Question

Adding Consensus Numbering To An Antibody Amino Acid Sequence In Biopython

1

Entering edit mode

13.7 years ago

Jared Sampson ▴ 10

I would like to add the consensus numbering, as determined by Andrew Smith's Abnum utility, to a Biopython Seq object. After browsing the Biopython Tutorial and Cookbook and Bio module source for a while, and several hours of Google searching over a few days, I haven't been able to find a clear answer on whether this is possible.

The end goal is to create a Django web app to compare various antibody sequences with their germline counterparts and, eventually, structural information.

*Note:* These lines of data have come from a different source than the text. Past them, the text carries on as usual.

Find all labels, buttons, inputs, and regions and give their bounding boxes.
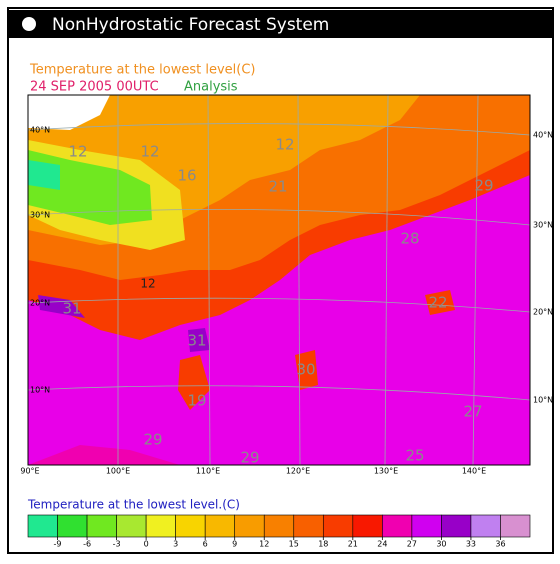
field-hot-1: [38, 295, 85, 318]
tick-label: 21: [348, 540, 358, 549]
color-swatch: [175, 514, 206, 538]
color-swatch: [500, 514, 531, 538]
lon-label: 100°E: [106, 467, 130, 476]
field-spot: [425, 290, 455, 315]
contour-label: 16: [177, 167, 196, 185]
contour-label: 28: [400, 230, 419, 248]
field-hot-2: [188, 328, 210, 352]
lat-label: 20°N: [533, 308, 553, 317]
contour-label: 30: [296, 361, 315, 379]
title-icon: [22, 17, 36, 31]
lon-label: 110°E: [196, 467, 220, 476]
contour-label: 12: [68, 143, 87, 161]
contour-label: 19: [187, 392, 206, 410]
tick-label: 15: [289, 540, 299, 549]
contour-labels: 12 12 12 16 21 29 28 22 31 31 30 19 29 2…: [62, 136, 493, 467]
color-swatch: [86, 514, 117, 538]
tick-label: 6: [203, 540, 208, 549]
tick-label: 27: [407, 540, 417, 549]
tick-label: 3: [173, 540, 178, 549]
color-swatch: [145, 514, 176, 538]
lat-label: 30°N: [30, 211, 50, 220]
color-swatch: [470, 514, 501, 538]
tick-label: 33: [466, 540, 476, 549]
field-island-2: [295, 350, 318, 390]
tick-label: 30: [436, 540, 446, 549]
contour-label: 27: [463, 403, 482, 421]
colorbar: -9 -6 -3 0 3 6 9 12 15 18 21 24 27 30 33 36: [27, 514, 531, 549]
tick-label: 36: [495, 540, 505, 549]
graticule: [28, 95, 530, 465]
color-swatch: [234, 514, 265, 538]
tick-label: -3: [113, 540, 121, 549]
color-swatch: [27, 514, 58, 538]
title-bar: [8, 10, 553, 38]
lat-labels: 40°N 30°N 20°N 10°N 40°N 30°N 20°N 10°N: [30, 126, 553, 405]
field-south: [28, 445, 180, 465]
lon-label: 120°E: [286, 467, 310, 476]
lat-label: 20°N: [30, 299, 50, 308]
colorbar-title: Temperature at the lowest level.(C): [27, 498, 240, 512]
frame: [7, 7, 554, 554]
contour-label: 21: [268, 178, 287, 196]
contour-label: 12: [140, 143, 159, 161]
tick-label: -6: [83, 540, 91, 549]
tick-label: -9: [54, 540, 62, 549]
contour-label: 12: [140, 277, 155, 291]
contour-label: 29: [143, 431, 162, 449]
lon-label: 130°E: [374, 467, 398, 476]
field-teal: [28, 160, 60, 190]
lon-labels: 90°E 100°E 110°E 120°E 130°E 140°E: [20, 467, 486, 476]
color-swatch: [411, 514, 442, 538]
contour-label: 31: [187, 332, 206, 350]
lat-label: 10°N: [30, 386, 50, 395]
title: NonHydrostatic Forecast System: [52, 15, 329, 35]
lon-label: 140°E: [462, 467, 486, 476]
tick-label: 12: [259, 540, 269, 549]
color-swatch: [352, 514, 383, 538]
date-label: 24 SEP 2005 00UTC: [30, 80, 159, 95]
tick-label: 0: [144, 540, 149, 549]
color-swatch: [382, 514, 413, 538]
lon-label: 90°E: [20, 467, 39, 476]
color-swatch: [204, 514, 236, 538]
analysis-label: Analysis: [184, 80, 238, 95]
lat-label: 10°N: [533, 396, 553, 405]
contour-label: 29: [240, 449, 259, 467]
tick-label: 24: [377, 540, 387, 549]
contour-label: 29: [474, 177, 493, 195]
variable-label: Temperature at the lowest level(C): [29, 63, 255, 78]
lat-label: 40°N: [533, 131, 553, 140]
color-swatch: [116, 514, 147, 538]
color-swatch: [57, 514, 88, 538]
contour-label: 22: [428, 294, 447, 312]
contour-label: 12: [275, 136, 294, 154]
contour-label: 25: [405, 447, 424, 465]
tick-label: 18: [318, 540, 328, 549]
map-border: [27, 94, 531, 466]
lat-label: 30°N: [533, 221, 553, 230]
field-island-1: [178, 355, 210, 410]
field-missing: [28, 95, 110, 130]
color-swatch: [293, 514, 324, 538]
lat-label: 40°N: [30, 126, 50, 135]
tick-label: 9: [232, 540, 237, 549]
color-swatch: [322, 514, 354, 538]
color-swatch: [441, 514, 472, 538]
color-swatch: [263, 514, 295, 538]
map-field: [28, 95, 530, 465]
contour-label: 31: [62, 300, 81, 318]
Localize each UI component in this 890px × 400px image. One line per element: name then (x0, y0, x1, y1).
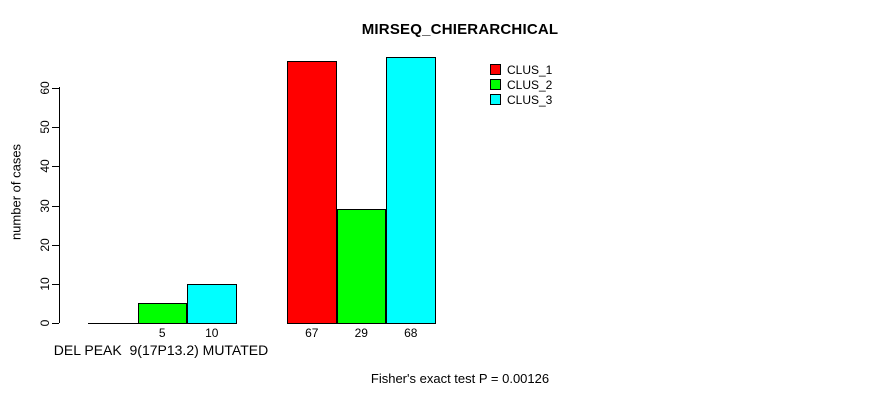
legend-label: CLUS_1 (507, 62, 553, 77)
y-axis-tick-label: 50 (38, 120, 52, 134)
y-axis-tick (52, 323, 59, 324)
y-axis-tick-label: 0 (38, 319, 52, 327)
y-axis-tick-label: 20 (38, 237, 52, 252)
bar-clus_1-group2 (287, 60, 337, 324)
x-axis-label: DEL PEAK 9(17P13.2) MUTATED (53, 342, 269, 358)
legend-item-clus_2: CLUS_2 (490, 77, 552, 92)
legend-item-clus_1: CLUS_1 (490, 62, 552, 77)
y-axis-tick-label: 60 (38, 81, 52, 95)
legend-item-clus_3: CLUS_3 (490, 92, 552, 107)
y-axis-tick-label: 10 (38, 277, 52, 291)
bar-clus_2-group1 (137, 303, 187, 324)
legend: CLUS_1 CLUS_2 CLUS_3 (490, 62, 552, 107)
y-axis-tick-label: 30 (38, 198, 52, 213)
fisher-test-annotation: Fisher's exact test P = 0.00126 (370, 371, 550, 386)
chart-title: MIRSEQ_CHIERARCHICAL (361, 21, 559, 38)
y-axis-tick (52, 127, 59, 129)
bar-clus_3-group1 (187, 283, 237, 324)
bar-value-label: 68 (404, 326, 418, 340)
y-axis-tick-label: 40 (38, 159, 52, 174)
y-axis-tick (52, 166, 59, 168)
y-axis-tick (52, 88, 59, 89)
y-axis-label: number of cases (8, 143, 24, 241)
bar-clus_2-group2 (336, 209, 386, 324)
bar-value-label: 67 (305, 326, 319, 340)
bar-clus_3-group2 (386, 56, 436, 324)
y-axis-tick (52, 244, 59, 246)
legend-label: CLUS_2 (507, 77, 553, 92)
legend-swatch-clus_1 (490, 64, 501, 75)
legend-swatch-clus_2 (490, 79, 501, 90)
legend-label: CLUS_3 (507, 92, 553, 107)
bar-value-label: 29 (354, 326, 368, 340)
y-axis-tick (52, 283, 59, 285)
bar-value-label: 5 (158, 326, 166, 340)
bar-value-label: 10 (205, 326, 219, 340)
y-axis-line (59, 87, 60, 323)
y-axis-tick (52, 205, 59, 207)
legend-swatch-clus_3 (490, 94, 501, 105)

For this, it will be helpful to have not only the index of the residue in the sequence, but the Kabat (or Chothia, etc.) position as well.

For example, the Abnum output for an antibody light chain with the amino acid sequence SYVLTQPPSVS... looks like this:

L1 S
L2 Y
L3 V
L4 L
L5 T
L6 Q
L7 P
L8 P
L9 S
L10 -
L11 V
L12 S
...

The trouble lies in the gaps (e.g. L10 -) and insertions (e.g. H99, H100, H100A ... H100G, H101 ). To properly refer to a residue (particularly when using the structural info), I need to be able to use its consensus number.

Ideally, this would be an attribute added to the individual residue of the sequence:

from Bio.Seq import Seq
from Bio.Alphabet.IUPAC import IUPACProtein

# create the sequence object
s = Seq('SYVLTQPPSVS...', IUPACProtein)

# after reading the Abnum output into an array, 
# loop through both the Abnum array and the sequence,
# perhaps something like this, for starters
i=0
for line in abnum_output:
    arr = line.split(' ')
    if arr[1] != '-':
        s[i].kabat_number = arr[0]
        i++

What I haven't been able to find is a way to add such an attribute to a single residue, rather than to the entire chain. I'm hoping someone out there might have a solution. Any help will be greatly appreciated! Thanks.

biopython sequence • 3.7k views

ADD COMMENT • link updated 13.7 years ago by Peter 6.0k • written 13.7 years ago by Jared Sampson ▴ 10

score 1 · Answer 1 · 2011-10-27

First of all, have you considered using a gapped Seq object? Given the output it appears you would be better off working with that than an ungapped sequence.

The Biopython object heirachy is to keep the Seq object simple, and store any annotation in the SeqRecord object instead.

I'd therefore suggest using a SeqRecord object and its letter_annotations attribute, essentially a dictionary of information on a per-letter basis (e.g. Quality scores in sequencing). In this case, store a list of consensus numbers. e.g.

from Bio.SeqRecord import SeqRecord
from Bio.Seq import Seq
from Bio.Alphabet import Gapped
from Bio.Alphabet.IUPAC import IUPACProtein

# create the sequence object
s = Seq('SYVLTQPPS-VS', Gapped(IUPACProtein))
con_numbers = ["L1", "L2", "L3", "L4", "L5", "L6", "L7", "L8", "L9", "L10", "L12", "L13"]
r = SeqRecord(s, id="Hello", letter_annotations={"con_num":con_numbers})

for con, letter in zip(r.seq, r.letter_annotations["con_num"]):
    print con, letter

In this case you could also consider using a plain string and list for the gapped sequence and its coordinates.